Does this standard include a danger from a virus such as COVID-19? And, if so, does the risk here rise to the level of a “grave” danger? That is largely unknown; emergency temporary standards are rarely used. In the 50-year history of OSHA, they have been issued only 10 times. Of these 10, four were invalidated or halted by a court and one was partially blocked. Unfortunately, this is not much history from which to glean any insight. But it does suggest that courts will strictly scrutinize OSHA’s use of an emergency temporary standard and we would expect the same here when the forthcoming standard is challenged in court. Given the politics behind the mandate, whether it is ultimately upheld is difficult to say.
Constitutional or not, the contractor executive order is going into effect and will impact a significant segment of the federal contractor community, as the exemptions are fairly limited. The Labor Department rule will affect an even larger segment of the overall U.S. workforce. Every federal contractor will have to become familiar with the process for granting accommodations, as well as the privacy requirements of the Americans with Disabilities Act.
Federal contractors will also need to be prepared for incorporation of a new vaccine mandate contract clause into new contract awards as well as inclusion of the same requirements in modifications to contracts entered into prior to the executive order’s effective date, particularly through exercising options. Contractors should be prepared to identify any cost increases as a result of any such modifications and, if so, collect records to support any requests for equitable adjustment or claims.
Likewise, contractors should be attuned to contractual modifications that implement these requirements. It is not uncommon for modifications to be “bilateral,” or agreed to by the contractor, or include release of claims language. Contractors will need to ensure that they reserve and do not waive any rights they may have to recover for increased costs.

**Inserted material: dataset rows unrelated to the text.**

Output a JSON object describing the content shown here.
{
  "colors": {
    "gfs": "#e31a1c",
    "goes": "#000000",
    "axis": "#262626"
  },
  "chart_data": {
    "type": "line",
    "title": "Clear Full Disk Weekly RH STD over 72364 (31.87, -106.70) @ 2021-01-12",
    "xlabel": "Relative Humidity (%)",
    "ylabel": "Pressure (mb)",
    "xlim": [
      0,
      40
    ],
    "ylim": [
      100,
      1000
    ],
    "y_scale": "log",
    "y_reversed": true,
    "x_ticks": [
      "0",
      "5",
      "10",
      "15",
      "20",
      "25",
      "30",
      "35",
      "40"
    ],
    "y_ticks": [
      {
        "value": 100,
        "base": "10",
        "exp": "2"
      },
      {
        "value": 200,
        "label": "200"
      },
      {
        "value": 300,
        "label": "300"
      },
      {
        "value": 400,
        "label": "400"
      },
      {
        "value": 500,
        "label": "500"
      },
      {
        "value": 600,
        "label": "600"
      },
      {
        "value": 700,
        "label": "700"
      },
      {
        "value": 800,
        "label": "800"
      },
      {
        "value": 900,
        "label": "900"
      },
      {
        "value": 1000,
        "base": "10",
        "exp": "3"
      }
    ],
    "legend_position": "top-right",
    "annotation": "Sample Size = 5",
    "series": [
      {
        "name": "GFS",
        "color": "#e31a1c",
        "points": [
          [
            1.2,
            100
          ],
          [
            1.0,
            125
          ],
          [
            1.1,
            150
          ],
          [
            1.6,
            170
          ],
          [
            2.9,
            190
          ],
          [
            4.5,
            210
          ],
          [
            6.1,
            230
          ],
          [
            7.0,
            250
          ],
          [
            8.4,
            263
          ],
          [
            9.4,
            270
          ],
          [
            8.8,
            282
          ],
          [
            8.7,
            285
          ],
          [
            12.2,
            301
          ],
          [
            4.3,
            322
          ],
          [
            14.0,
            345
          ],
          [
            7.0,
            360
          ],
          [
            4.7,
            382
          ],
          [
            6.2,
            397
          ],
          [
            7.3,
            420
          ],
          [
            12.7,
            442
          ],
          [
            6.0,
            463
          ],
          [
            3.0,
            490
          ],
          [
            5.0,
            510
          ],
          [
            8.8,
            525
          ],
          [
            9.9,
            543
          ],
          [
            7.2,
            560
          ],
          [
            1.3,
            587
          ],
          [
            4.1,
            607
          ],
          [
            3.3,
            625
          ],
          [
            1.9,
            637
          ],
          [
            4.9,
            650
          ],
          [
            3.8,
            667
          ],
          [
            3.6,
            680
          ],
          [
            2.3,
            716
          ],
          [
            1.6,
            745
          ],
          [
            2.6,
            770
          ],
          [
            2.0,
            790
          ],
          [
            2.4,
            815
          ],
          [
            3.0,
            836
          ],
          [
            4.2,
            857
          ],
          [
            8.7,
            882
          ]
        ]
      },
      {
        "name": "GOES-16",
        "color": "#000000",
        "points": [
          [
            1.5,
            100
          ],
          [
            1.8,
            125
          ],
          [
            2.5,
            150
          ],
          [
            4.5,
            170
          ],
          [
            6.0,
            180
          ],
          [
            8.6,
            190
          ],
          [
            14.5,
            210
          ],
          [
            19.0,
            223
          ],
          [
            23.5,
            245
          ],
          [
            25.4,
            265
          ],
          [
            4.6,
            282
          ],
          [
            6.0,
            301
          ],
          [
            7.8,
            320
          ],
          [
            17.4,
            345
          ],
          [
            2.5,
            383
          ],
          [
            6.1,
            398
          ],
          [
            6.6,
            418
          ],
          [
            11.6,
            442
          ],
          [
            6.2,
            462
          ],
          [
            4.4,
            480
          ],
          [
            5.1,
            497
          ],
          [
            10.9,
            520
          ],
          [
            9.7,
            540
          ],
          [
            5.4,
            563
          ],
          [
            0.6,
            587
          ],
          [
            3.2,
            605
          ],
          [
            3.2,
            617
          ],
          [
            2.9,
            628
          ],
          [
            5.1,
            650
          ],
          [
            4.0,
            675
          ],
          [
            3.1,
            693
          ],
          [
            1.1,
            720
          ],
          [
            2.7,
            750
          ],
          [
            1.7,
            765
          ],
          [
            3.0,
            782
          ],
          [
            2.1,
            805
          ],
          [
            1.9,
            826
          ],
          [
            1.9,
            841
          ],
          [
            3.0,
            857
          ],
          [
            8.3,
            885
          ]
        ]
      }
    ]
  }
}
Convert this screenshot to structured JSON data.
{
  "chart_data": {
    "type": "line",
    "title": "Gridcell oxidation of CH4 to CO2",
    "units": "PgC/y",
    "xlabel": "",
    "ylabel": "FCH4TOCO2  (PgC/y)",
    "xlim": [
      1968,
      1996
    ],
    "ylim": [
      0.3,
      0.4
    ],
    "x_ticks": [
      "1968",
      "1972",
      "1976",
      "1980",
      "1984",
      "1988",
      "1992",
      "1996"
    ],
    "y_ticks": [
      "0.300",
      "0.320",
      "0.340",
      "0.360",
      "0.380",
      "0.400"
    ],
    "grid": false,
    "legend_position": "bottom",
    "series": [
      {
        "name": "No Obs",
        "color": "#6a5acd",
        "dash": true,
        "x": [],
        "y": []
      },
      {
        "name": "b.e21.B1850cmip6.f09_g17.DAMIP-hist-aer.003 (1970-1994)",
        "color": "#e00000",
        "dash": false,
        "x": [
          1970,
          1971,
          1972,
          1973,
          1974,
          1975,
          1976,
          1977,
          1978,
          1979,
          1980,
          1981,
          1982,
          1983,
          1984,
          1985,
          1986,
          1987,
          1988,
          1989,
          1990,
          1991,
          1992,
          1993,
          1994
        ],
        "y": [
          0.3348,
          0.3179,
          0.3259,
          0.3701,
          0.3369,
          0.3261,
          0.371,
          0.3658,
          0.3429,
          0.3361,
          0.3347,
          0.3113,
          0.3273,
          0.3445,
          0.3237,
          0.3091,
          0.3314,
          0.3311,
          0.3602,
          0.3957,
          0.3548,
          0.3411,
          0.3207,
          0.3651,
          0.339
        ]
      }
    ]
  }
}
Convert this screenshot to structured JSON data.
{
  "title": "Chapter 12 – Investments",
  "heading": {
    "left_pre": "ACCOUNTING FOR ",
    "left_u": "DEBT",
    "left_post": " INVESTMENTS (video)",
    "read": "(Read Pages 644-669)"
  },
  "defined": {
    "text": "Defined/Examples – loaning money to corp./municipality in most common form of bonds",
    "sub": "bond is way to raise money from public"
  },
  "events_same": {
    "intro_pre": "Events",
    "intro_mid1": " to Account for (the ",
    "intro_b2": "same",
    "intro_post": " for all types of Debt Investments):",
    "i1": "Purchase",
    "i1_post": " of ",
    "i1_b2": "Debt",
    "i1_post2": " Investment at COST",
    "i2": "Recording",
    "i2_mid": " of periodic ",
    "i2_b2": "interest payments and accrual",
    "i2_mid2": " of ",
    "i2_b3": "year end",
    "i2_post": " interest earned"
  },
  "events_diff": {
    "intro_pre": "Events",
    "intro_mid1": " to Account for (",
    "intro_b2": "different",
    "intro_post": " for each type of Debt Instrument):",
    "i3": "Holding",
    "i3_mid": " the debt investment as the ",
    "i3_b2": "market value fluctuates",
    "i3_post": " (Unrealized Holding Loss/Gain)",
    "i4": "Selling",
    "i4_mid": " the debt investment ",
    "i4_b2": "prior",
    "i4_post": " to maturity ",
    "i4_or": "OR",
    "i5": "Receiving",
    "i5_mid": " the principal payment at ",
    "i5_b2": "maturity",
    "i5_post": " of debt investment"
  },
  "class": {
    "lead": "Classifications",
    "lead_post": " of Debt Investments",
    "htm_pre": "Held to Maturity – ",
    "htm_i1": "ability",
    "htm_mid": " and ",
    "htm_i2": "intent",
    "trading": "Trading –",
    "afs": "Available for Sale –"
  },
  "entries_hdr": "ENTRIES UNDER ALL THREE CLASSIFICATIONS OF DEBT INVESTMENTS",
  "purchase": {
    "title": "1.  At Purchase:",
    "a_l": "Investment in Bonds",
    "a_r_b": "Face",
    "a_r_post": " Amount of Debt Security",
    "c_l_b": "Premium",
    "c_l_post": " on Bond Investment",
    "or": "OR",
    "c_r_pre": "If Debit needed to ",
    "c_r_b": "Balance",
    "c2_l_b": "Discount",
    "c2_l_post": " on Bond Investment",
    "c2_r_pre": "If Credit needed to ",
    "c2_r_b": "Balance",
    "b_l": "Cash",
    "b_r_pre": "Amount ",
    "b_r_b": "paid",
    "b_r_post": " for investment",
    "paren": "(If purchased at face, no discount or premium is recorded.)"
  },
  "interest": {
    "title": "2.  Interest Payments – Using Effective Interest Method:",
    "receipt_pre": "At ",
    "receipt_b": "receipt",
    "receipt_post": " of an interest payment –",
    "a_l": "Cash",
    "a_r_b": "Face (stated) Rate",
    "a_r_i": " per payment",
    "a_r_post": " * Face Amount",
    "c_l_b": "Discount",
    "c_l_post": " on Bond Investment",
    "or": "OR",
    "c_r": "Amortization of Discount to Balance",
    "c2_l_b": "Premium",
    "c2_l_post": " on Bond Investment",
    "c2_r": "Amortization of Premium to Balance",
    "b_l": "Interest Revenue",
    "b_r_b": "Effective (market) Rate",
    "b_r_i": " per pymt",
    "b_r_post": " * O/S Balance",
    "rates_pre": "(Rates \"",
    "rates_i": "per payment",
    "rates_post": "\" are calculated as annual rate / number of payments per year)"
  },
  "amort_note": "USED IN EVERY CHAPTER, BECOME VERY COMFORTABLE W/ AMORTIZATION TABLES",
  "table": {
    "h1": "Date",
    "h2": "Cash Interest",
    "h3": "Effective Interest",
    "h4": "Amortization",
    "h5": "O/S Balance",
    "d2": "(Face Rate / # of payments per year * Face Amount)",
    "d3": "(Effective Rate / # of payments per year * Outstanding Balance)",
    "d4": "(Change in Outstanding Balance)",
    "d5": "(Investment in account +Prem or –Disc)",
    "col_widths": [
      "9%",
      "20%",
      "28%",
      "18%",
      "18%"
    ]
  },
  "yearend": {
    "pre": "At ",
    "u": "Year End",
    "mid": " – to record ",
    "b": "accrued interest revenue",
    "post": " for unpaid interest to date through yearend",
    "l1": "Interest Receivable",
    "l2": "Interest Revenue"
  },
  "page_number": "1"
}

While we await additional guidance and possible legal challenges, employers are encouraged to take actions now such as:
- Determining whether they are covered by Executive Order 14042 or the upcoming Labor Department rule;
- Reviewing and updating existing vaccination policies or working with counsel to create a policy;
- Reviewing and understanding privacy requirements under the Americans with Disabilities Act; and,
- Developing a clear process for accommodations requests that comply with the ADA and the provisions of the executive order.
The edict from the White House is clear: the government expects everyone who can get vaccinated to get vaccinated. Pushing the responsibility from the individual to the employer may cause significant headaches, but it is also likely to assist with achieving the desired outcome. The impact of these mandates on federal contractors and employers with over 100 employees will be significant.